Mariana Casarin Frata

Olá, leitor. É muito bom ter você por aqui! Sabia que hoje, dia 20 de março, oficialmente se inicia o outono aqui no Brasil?

É a minha estação favorita. Aquele sol intenso e as chuvas abafadas de verão diminuem, o clima ameniza e refresca, as árvores começam a soltar folhas alaranjadas… É a estação que tem a paleta de cores que acho mais bonita: os tons terrosos, quentes e neutros. Quando penso em outono, penso em coisas confortáveis, como uma xícara de café, cardigans e suéteres, velas aromáticas, sofás aconchegantes, e, é claro, um livro para acompanhar! Além disso, é a estação do ano em que eu nasci. Posso dizer que me identifico e tenho uma simpatia bem grande com o outono.


Mas para além de tudo isso, o outono sempre me traz uma reflexão muito valiosa: a possibilidade – e a necessidade – de transformação.

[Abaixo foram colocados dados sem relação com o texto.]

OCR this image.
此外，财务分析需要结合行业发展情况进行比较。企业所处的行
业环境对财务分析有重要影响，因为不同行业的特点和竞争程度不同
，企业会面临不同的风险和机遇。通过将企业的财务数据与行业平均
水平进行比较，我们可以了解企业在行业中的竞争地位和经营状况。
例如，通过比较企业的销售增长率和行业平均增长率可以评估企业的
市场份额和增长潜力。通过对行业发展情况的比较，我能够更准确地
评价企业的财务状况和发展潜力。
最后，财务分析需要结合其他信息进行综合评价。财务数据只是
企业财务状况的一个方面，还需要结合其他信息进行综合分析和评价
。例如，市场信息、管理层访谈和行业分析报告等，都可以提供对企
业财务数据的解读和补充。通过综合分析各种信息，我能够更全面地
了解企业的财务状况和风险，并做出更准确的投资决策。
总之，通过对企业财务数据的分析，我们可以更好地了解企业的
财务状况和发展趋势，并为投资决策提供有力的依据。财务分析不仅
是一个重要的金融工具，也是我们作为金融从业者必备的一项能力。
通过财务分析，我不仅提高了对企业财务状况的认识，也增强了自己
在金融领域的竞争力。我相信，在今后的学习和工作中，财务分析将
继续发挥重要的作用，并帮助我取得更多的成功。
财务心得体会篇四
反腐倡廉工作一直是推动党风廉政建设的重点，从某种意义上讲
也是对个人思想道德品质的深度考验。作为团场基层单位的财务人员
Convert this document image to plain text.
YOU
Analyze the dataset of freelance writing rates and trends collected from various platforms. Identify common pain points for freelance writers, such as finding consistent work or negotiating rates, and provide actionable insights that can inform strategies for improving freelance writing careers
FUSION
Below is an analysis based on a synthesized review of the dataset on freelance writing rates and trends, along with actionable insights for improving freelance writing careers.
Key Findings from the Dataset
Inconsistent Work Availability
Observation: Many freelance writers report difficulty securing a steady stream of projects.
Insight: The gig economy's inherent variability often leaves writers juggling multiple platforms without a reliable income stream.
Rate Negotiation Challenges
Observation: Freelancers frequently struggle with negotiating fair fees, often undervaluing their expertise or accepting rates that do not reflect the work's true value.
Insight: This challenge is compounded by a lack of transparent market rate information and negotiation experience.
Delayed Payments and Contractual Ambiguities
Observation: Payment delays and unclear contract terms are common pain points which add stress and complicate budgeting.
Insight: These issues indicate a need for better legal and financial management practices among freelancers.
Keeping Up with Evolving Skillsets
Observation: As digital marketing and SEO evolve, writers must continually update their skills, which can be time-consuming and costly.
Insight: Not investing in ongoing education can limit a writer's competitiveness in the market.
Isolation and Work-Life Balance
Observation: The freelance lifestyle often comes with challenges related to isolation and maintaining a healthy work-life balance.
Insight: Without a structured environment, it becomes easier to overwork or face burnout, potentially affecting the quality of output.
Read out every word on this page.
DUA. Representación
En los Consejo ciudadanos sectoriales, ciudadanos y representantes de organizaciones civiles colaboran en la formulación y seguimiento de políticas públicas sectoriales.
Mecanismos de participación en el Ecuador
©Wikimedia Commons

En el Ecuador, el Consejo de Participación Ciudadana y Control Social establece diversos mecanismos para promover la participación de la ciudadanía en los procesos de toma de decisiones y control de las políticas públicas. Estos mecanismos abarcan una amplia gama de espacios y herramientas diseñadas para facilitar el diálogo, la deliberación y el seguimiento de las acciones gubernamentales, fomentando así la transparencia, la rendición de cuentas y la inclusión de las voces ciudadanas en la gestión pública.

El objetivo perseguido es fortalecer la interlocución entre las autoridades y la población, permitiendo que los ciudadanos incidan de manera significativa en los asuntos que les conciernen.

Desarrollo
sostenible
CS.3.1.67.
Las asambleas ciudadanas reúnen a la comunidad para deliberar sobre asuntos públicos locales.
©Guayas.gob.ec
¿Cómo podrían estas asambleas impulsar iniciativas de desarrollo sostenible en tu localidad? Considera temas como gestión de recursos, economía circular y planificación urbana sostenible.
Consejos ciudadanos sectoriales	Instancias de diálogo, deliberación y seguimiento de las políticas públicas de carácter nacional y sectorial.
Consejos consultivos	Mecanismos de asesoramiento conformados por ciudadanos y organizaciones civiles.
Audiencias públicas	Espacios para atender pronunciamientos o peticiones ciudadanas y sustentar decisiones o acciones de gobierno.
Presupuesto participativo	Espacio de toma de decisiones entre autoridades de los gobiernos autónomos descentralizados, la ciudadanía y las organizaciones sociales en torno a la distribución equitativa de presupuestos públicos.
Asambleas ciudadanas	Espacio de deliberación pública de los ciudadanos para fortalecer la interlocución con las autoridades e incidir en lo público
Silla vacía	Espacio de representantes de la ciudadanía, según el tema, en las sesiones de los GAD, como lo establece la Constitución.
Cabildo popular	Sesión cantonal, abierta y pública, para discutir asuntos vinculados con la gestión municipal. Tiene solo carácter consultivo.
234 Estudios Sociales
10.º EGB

Todo ano, o outono nos presenteia com a ideia de recomeçar, nos mostrando que até o mundo, esse planeta enorme, e a natureza, precisam de um momento para se livrar daquelas folhas que já estão velhas, e criar espaço – e tempo – para brotar algo novo. E é tão bonito observar isso!


Quando isso acontece, eu me lembro de que também pode haver beleza em deixar certas coisas morrerem para que algo melhor nasça em seu lugar. Não só nas árvores e nas plantas, mas também dentro de nós. Há beleza em compreender que chegou a hora de nos livrarmos de certos comportamentos, pensamentos, ideais, manias, insistências… para dar espaço àquela pessoa em quem nos transformaremos no futuro, seja ele próximo ou distante.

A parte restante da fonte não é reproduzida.